Overall, increasing milk intake is associated with significantly increased risk of hip fracture, while intake and risk have inverse relationships for yoghurt and cheese intake. Because of the divergence in dairy products, total dairy intake is not associated importantly with risk of hip fracture.

Acknowledgements

The authors appreciate the feedback of Neal Barnard, and the extra efforts of Diane Feskanich in providing data support. The authors are grateful to Karl Michaelsson and Liisa Byberg for providing additional data from the Swedish Mammography Cohort and to Diane Feskanich for providing detailed numbers from the NHS and HPFS cohorts to allow complete dose-response meta-analyses. And acknowledge the support of research assistant Maya Chavez.

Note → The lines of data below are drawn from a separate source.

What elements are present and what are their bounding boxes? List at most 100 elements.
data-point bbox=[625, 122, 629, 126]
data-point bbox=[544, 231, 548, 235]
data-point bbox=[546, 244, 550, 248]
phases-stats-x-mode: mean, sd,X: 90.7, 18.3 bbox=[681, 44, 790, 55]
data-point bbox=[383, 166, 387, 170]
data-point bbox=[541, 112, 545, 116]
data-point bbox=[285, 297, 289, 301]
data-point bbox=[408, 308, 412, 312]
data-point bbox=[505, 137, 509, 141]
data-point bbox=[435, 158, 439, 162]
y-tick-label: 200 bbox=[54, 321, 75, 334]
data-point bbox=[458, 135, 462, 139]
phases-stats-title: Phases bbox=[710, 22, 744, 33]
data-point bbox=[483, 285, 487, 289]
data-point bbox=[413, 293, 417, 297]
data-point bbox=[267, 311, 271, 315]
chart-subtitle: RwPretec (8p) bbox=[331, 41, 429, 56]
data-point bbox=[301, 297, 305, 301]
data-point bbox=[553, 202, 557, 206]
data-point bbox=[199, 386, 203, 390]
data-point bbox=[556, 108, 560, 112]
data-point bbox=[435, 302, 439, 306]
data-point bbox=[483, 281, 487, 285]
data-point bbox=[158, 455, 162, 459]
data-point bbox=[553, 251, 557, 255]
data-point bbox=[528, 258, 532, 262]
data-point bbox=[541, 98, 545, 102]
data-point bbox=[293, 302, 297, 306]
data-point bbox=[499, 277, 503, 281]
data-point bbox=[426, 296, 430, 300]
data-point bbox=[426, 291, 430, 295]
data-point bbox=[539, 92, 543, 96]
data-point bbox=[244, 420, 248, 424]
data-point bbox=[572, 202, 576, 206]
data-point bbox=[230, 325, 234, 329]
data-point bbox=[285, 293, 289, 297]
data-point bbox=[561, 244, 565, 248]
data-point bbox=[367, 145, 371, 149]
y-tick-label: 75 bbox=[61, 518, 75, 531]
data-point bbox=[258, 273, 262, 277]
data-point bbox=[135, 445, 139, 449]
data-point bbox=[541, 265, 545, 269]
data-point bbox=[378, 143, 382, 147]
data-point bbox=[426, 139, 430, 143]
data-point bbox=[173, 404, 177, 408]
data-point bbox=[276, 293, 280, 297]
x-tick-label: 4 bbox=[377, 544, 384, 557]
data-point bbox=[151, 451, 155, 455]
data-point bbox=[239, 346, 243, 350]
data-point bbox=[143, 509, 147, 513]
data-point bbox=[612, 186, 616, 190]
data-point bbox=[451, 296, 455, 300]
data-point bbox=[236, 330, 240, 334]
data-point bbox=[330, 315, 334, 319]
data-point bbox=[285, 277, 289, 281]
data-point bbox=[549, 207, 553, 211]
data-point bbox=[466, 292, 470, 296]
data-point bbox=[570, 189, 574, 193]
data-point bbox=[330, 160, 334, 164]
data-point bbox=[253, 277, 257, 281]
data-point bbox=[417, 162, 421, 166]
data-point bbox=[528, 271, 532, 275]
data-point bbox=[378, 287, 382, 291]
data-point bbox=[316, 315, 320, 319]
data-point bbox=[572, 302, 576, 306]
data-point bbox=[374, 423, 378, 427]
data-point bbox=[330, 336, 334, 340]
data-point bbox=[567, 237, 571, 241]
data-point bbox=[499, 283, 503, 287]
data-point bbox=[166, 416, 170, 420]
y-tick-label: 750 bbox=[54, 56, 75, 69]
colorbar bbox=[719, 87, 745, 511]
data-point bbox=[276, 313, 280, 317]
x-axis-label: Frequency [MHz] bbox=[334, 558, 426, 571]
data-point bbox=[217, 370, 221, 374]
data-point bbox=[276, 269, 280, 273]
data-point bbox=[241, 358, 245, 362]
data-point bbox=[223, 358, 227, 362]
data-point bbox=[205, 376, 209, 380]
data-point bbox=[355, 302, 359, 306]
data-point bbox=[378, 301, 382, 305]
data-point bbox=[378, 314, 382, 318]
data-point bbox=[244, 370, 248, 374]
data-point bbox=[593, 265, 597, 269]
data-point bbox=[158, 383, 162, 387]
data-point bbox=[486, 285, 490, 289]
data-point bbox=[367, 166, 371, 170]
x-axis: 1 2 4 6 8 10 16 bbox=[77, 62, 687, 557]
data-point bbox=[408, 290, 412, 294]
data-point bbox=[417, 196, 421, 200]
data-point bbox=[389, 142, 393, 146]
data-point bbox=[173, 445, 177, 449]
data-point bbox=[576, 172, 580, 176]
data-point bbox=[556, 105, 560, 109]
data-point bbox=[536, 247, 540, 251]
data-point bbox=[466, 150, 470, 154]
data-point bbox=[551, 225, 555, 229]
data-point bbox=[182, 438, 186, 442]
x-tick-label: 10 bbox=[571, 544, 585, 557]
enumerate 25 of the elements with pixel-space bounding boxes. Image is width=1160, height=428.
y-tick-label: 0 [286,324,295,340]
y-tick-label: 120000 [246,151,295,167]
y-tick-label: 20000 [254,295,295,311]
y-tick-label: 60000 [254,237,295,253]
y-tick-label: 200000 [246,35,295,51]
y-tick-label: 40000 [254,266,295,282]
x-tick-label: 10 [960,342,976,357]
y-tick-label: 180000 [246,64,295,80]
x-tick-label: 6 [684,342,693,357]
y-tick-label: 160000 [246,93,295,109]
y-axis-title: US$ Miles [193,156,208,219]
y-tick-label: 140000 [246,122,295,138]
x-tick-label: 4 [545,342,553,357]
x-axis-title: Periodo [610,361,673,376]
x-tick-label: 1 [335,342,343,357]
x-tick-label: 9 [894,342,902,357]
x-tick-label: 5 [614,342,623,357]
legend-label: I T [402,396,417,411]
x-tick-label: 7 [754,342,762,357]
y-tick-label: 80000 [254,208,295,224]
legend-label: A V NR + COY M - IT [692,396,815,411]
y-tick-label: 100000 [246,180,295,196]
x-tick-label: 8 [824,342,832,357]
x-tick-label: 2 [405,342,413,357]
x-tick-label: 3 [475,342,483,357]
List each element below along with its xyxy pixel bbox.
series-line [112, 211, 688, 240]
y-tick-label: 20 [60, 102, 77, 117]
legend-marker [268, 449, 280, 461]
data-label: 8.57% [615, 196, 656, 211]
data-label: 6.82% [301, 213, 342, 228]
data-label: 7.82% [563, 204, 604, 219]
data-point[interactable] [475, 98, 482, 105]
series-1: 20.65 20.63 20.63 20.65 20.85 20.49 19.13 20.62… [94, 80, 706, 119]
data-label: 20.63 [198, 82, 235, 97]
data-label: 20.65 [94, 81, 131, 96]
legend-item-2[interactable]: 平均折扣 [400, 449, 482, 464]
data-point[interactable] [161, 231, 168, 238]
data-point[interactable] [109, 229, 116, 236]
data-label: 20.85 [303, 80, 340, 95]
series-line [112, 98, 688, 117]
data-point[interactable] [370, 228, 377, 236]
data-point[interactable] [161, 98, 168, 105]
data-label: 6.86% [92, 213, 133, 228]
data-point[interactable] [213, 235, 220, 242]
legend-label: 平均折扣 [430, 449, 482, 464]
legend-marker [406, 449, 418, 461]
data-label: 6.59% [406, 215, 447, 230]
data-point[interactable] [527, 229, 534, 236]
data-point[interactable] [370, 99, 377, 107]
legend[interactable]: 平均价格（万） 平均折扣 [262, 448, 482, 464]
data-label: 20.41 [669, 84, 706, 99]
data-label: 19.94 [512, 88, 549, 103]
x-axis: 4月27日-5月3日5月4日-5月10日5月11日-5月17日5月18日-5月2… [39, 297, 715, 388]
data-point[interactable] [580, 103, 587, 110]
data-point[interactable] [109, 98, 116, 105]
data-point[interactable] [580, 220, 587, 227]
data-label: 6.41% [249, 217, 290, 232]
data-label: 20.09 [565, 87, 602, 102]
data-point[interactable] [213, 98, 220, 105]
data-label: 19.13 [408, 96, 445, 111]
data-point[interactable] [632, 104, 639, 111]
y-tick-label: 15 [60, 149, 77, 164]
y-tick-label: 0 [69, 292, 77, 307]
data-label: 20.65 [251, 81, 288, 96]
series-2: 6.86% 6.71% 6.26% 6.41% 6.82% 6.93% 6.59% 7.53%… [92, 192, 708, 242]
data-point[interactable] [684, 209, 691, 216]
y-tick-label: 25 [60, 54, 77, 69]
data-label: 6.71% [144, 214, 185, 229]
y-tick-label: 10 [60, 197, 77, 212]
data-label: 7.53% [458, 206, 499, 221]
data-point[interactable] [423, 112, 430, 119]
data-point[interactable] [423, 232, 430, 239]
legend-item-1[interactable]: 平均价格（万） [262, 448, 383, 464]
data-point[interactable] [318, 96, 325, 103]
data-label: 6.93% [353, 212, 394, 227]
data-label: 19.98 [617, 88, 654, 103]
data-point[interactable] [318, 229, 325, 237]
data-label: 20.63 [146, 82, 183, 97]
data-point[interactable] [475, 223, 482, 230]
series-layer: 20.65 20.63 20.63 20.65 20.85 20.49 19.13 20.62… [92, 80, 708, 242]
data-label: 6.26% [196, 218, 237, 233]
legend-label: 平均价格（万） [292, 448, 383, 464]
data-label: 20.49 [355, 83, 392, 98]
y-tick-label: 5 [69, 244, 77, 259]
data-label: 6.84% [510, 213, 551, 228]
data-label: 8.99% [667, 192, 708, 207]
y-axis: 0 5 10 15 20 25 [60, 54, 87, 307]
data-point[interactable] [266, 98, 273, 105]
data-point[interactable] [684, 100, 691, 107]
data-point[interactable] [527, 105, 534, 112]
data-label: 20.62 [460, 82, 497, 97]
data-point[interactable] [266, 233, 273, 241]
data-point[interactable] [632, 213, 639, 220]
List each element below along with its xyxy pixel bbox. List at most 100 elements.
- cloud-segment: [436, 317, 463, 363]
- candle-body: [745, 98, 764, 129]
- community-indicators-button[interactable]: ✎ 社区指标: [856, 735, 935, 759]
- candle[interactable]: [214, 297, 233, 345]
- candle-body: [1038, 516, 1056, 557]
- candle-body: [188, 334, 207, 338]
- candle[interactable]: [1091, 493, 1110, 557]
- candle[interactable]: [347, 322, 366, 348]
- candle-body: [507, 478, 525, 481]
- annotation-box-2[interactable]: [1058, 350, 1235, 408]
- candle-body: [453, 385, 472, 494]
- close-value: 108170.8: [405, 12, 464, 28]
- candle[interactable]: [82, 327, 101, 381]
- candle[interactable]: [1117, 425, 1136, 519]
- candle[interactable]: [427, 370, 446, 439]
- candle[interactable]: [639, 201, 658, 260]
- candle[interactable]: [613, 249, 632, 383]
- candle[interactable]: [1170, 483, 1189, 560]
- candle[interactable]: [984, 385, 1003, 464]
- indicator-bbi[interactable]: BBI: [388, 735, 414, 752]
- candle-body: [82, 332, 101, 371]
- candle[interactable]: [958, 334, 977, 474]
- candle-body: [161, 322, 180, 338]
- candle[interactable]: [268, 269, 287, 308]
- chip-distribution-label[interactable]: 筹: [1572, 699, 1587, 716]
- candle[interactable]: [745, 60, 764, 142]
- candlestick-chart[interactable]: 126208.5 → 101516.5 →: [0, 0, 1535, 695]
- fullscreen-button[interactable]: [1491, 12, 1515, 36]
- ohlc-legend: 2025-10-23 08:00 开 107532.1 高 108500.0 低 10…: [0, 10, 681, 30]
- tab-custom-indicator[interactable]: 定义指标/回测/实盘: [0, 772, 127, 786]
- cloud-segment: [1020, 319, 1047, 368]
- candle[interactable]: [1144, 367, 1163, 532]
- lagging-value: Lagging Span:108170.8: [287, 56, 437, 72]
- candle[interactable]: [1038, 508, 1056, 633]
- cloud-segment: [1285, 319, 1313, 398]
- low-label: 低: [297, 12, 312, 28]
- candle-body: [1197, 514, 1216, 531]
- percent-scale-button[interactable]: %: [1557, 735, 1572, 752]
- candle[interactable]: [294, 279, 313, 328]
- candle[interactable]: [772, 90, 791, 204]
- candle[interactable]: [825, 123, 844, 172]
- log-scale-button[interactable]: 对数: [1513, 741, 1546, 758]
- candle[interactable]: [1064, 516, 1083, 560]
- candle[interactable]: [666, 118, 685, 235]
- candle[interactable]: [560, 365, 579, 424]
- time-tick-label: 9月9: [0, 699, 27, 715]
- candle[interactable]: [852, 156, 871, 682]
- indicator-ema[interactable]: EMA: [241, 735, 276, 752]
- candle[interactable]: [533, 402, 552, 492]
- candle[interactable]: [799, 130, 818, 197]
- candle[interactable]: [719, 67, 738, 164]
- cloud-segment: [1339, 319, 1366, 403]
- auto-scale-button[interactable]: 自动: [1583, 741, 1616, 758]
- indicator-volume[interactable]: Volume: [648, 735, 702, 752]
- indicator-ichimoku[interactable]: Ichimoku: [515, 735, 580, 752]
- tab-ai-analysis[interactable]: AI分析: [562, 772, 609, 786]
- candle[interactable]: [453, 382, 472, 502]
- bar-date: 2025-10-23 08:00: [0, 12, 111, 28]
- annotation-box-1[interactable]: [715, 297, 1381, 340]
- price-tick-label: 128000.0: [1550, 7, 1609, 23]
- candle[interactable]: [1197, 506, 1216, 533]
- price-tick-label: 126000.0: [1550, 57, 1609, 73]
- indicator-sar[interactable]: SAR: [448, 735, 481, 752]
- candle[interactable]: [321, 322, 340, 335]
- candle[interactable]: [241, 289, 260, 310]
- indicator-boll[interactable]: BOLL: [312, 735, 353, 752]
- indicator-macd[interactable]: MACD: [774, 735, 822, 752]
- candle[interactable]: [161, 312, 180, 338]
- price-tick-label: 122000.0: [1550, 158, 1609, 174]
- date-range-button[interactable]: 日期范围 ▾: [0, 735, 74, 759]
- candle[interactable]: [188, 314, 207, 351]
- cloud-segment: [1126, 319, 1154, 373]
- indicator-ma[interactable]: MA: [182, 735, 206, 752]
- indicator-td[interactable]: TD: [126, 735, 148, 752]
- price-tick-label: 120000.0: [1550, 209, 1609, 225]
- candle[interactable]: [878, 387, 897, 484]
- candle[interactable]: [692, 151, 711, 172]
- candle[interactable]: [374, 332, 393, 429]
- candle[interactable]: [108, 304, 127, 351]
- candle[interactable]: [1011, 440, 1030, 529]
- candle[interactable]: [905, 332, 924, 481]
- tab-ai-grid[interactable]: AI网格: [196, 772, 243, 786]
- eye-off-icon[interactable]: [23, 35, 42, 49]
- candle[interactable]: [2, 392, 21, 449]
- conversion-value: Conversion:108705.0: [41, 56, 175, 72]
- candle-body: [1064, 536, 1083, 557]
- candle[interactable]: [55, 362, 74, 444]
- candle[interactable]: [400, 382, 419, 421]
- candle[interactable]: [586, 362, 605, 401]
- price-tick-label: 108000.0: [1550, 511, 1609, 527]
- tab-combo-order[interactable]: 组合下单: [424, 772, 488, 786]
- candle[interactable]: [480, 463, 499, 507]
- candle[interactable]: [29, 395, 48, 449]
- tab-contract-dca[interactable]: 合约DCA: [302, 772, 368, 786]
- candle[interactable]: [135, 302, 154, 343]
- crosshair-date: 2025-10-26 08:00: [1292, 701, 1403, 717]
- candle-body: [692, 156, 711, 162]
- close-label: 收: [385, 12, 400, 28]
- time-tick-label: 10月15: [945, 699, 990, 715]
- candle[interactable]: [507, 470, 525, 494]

All authors contributed to development of the study design and data collection. S. M. and E. L. D. conducted data quality control. E. L. D. conducted analysis. S. M. and E. L. D. wrote the first draft with contributions from V. S. M. and K. B. All authors reviewed and commented on subsequent drafts and provided final approval of the manuscript.

E. L. D., S. M. and K. B. had received consultancy fees from the Physicians Committee for Responsible Medicine. V. S. M. is supported by 2R01HL060712-14, NIH/NHLBI ‘Dietary Patterns and Risk of Cardiovascular Disease’, has received research support from the Peanut Institute, was a pro bono retained expert for the Center for Science in the Public Interest in litigation related to sugar-sweetened beverages, and was a consultant for the City of San Francisco in litigation related to warning labels on soda.

This study was conducted according to the guidelines laid down in the Declaration of Helsinki and all procedures involving research study were reviewed and approved with exemption by the Harvard Human Subjects Review Board. Because of the literature review and meta-analysis nature of the study, written informed consent was not needed. E. L. D. conducted the research during 2016–2020 while a researcher at the Harvard SPH.